El rubio hombre que poseía visibles arrugas en el rostro fue el primero que gritó:— ¡Salgan, salgan de ahí, insectos inmundos! ¡No hay escapatoria para ustedes!
Oh, pobre e iluso hombre.
Un grupo de no más de cinco vampiros emergió de las sombras dispuestos a atacar, aquello pronto se convirtió en un baño de sangre.
Marie Anne Simons era una joven burguesa de veinte años, viuda y que esperaba acabar con la existencia de aquellos monstruos que le arrebataron la vida a su difunto esposo; Jonathan Brussels era el hijo menor de uno de los pastores de la ciudad, acababa de cumplir quince años y seguía a su padre ciegamente a cualquier lugar que éste señalara. Anton Smith era un militar veterano que poca cordura poseía ya, pero que había desarrollado una obsesión por las criaturas sobrenaturales y seguía al señor Cullen allá donde fuera, su perro Chispas era una pobre y pequeña alma que estuvo en el lugar equivocado. Samantha Parker era lo que hoy en día de consideraría una cuarentona soltera, entrometida y sin vida propia, nadie la había llamado pero estaba ahí metida por algún motivo.
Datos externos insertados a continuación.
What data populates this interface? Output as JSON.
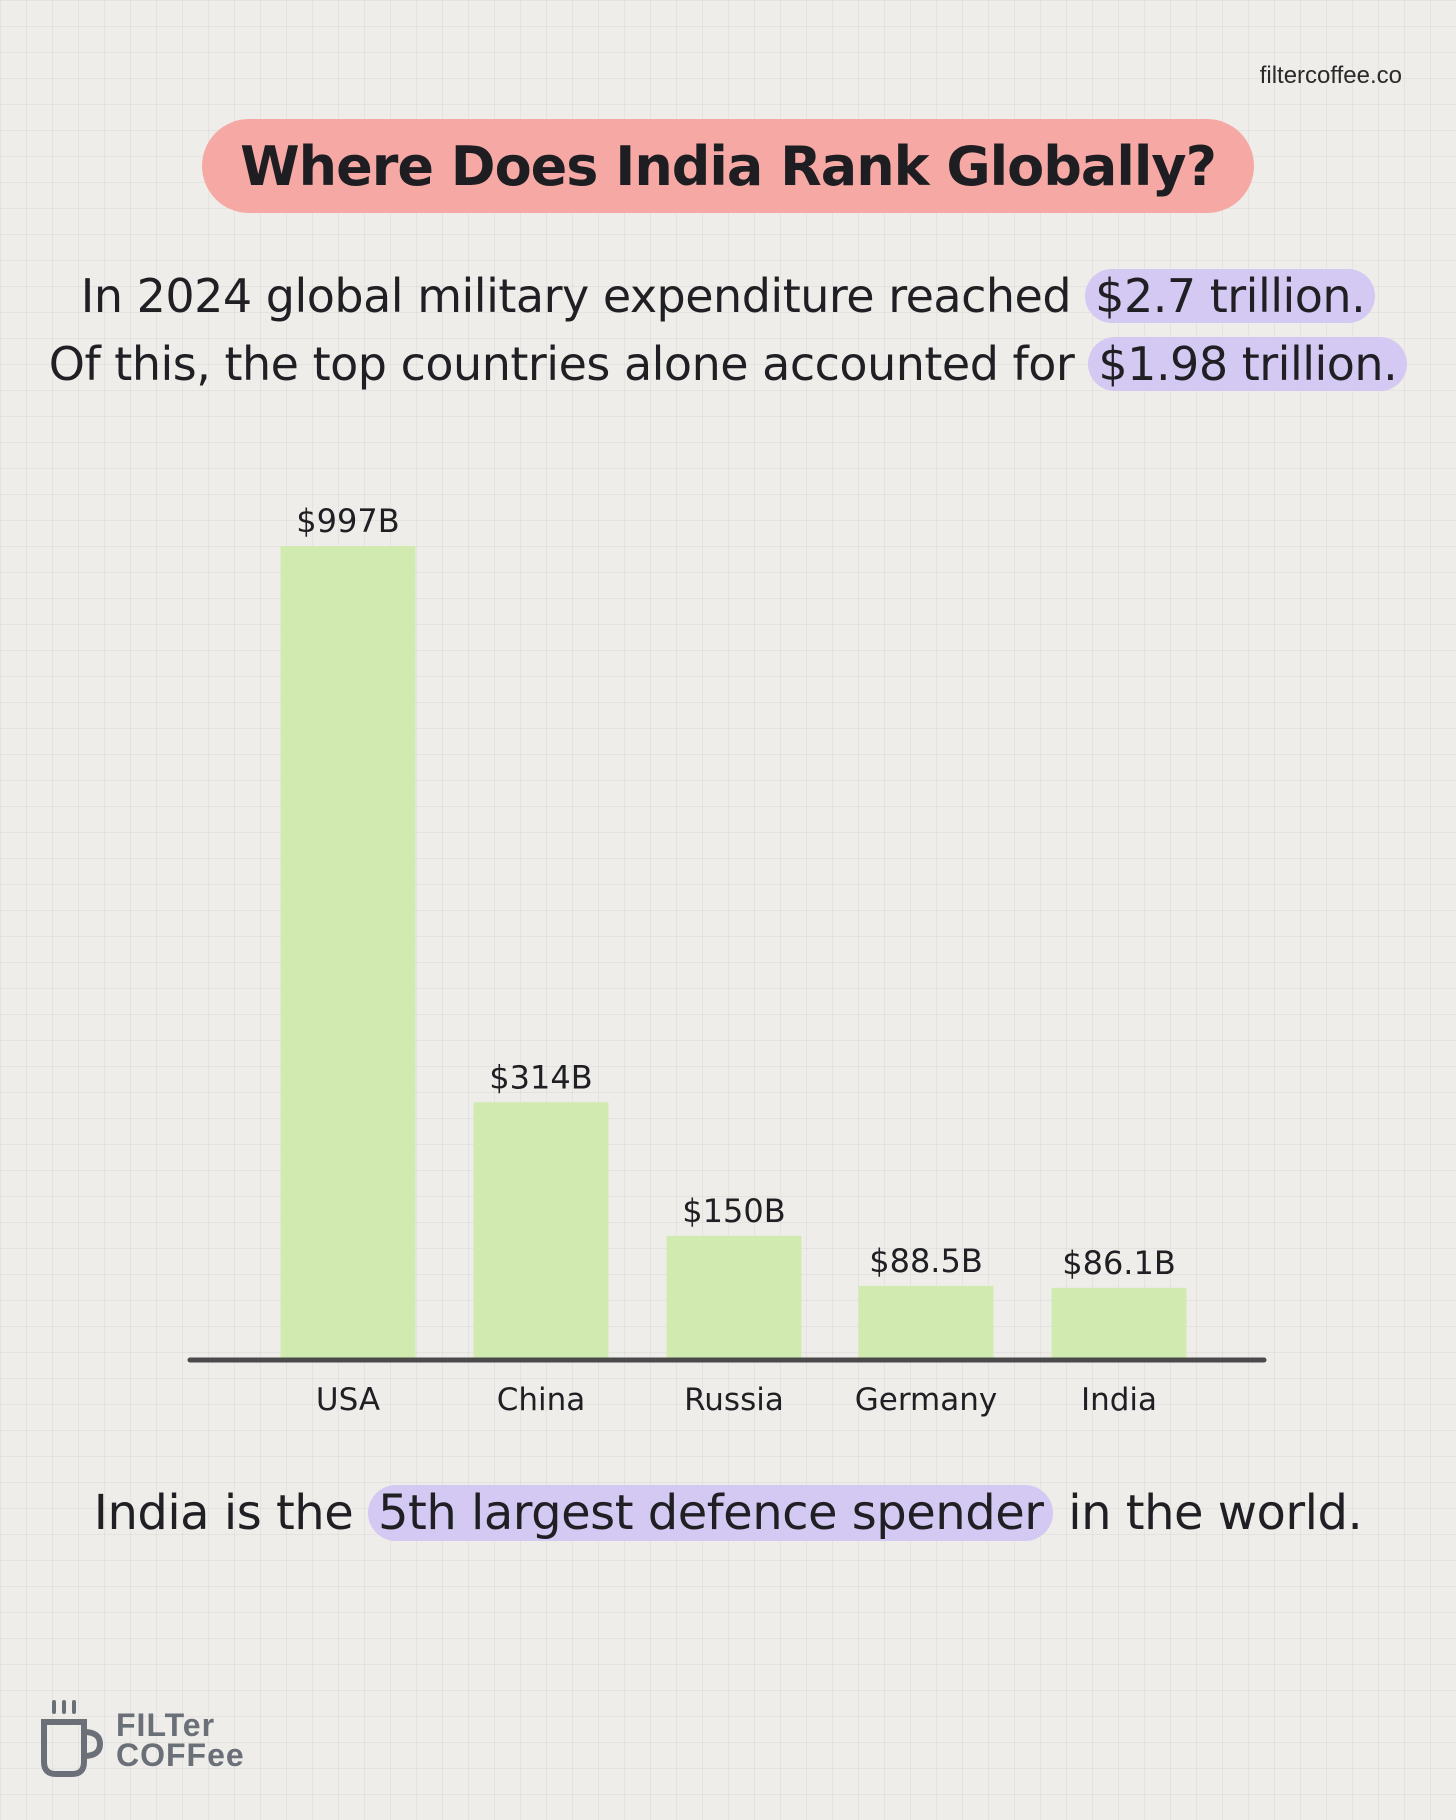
{
  "site": {
    "url": "filtercoffee.co"
  },
  "title": "Where Does India Rank Globally?",
  "intro": {
    "line1_text": "In 2024 global military expenditure reached",
    "line1_highlight": "$2.7 trillion.",
    "line2_text": "Of this, the top countries alone accounted for",
    "line2_highlight": "$1.98 trillion."
  },
  "chart_data": {
    "type": "bar",
    "title": "",
    "xlabel": "",
    "ylabel": "",
    "categories": [
      "USA",
      "China",
      "Russia",
      "Germany",
      "India"
    ],
    "values": [
      997,
      314,
      150,
      88.5,
      86.1
    ],
    "value_labels": [
      "$997B",
      "$314B",
      "$150B",
      "$88.5B",
      "$86.1B"
    ],
    "ylim": [
      0,
      997
    ],
    "grid": false,
    "legend": "none"
  },
  "footer": {
    "text_before": "India is the",
    "highlight": "5th largest defence spender",
    "text_after": "in the world."
  },
  "logo": {
    "line1": "FILTer",
    "line2": "COFFee",
    "icon": "coffee-cup-icon"
  },
  "colors": {
    "bar": "#d1eab0",
    "axis": "#4a4a4a",
    "title_bg": "#f6a9a4",
    "highlight": "#d4c9f2",
    "logo": "#6b7078"
  }
}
Y por último pero no menos importante, Carlisle Cullen, el recién proclamado pastor e hijo de uno de los pastores más importantes de la ciudad de Londres. El joven tendría unos veintitrés años, alto de cuerpo delgado pero musculoso, con un cabello rubio brillante y llamativo y un rostro que en definitiva era la envidia de muchos hombres, y probablemente de muchas mujeres también. Era una belleza escultural.
La muerte fue pasando su blanca mano por los corazones de cada persona: un cuello roto, una estaca en la garganta, una piedra en el cráneo y bastantes cosas más eran lo que los había llevado a la muerte. Más cuando se giró a buscar al joven humano situado último en la lista, éste había desaparecido. Sus claros ojos miraron al cielo con burla, correr no servía de nada. Comenzó a caminar, dejando atrás un revuelo que ya no provocaría más muertes aquella noche, algo que le sorprendía ya que hubiera esperado más trabajo cuando algo así se formaba.
Escondido entre montones de ropa vieja y comida podrida, el rubio se ocultaba en el sótano de una vieja casa mientras ahogaba sus gritos de dolor y centraba su atención en otra cosa que no fuera el ardor que sentía en sus brazos. Aquella mordida lo estaba matando poco a poco, le estaba provocando una fiebre inmensa que pronto haría que se desmayara, su corazón latía a gran velocidad golpeando con fuerza en sus oídos.
Pum, pum, pum.
Carlisle sabía que moriría, y más consciente era que si salía de allí sería convertido en una de esas cosas.
La silueta masculina lo observaba estando de pie junto a él, viéndolo revolcarse entre la mugre aún sin soltar siquiera un quejido que mostrara indicios de dolor, dolor que se podía ver con claridad en su rostro. Con un suspiro y manteniendo su tan usual gesto, los guantes volvieron a ser retirados de sus manos y se acercó al descontrolado corazón del humano. La frialdad llegó al rubio y pronto dejó de moverse.
La muerte se enderezó sin quitar la vista del cuerpo sin vida frente a ella, ningún alma ni figura brillante se presentó frente a ella, no era la primera vez que le pasaba pero, por alguna razón, sintió que no era del todo justo. Odiaba realizar aquel trabajo cuando tenía relación con aquellos inmortales.
No hubo ningún alma para ser recibida por ella porque el monstruo en el que Carlisle Cullen se había convertido, la había consumido.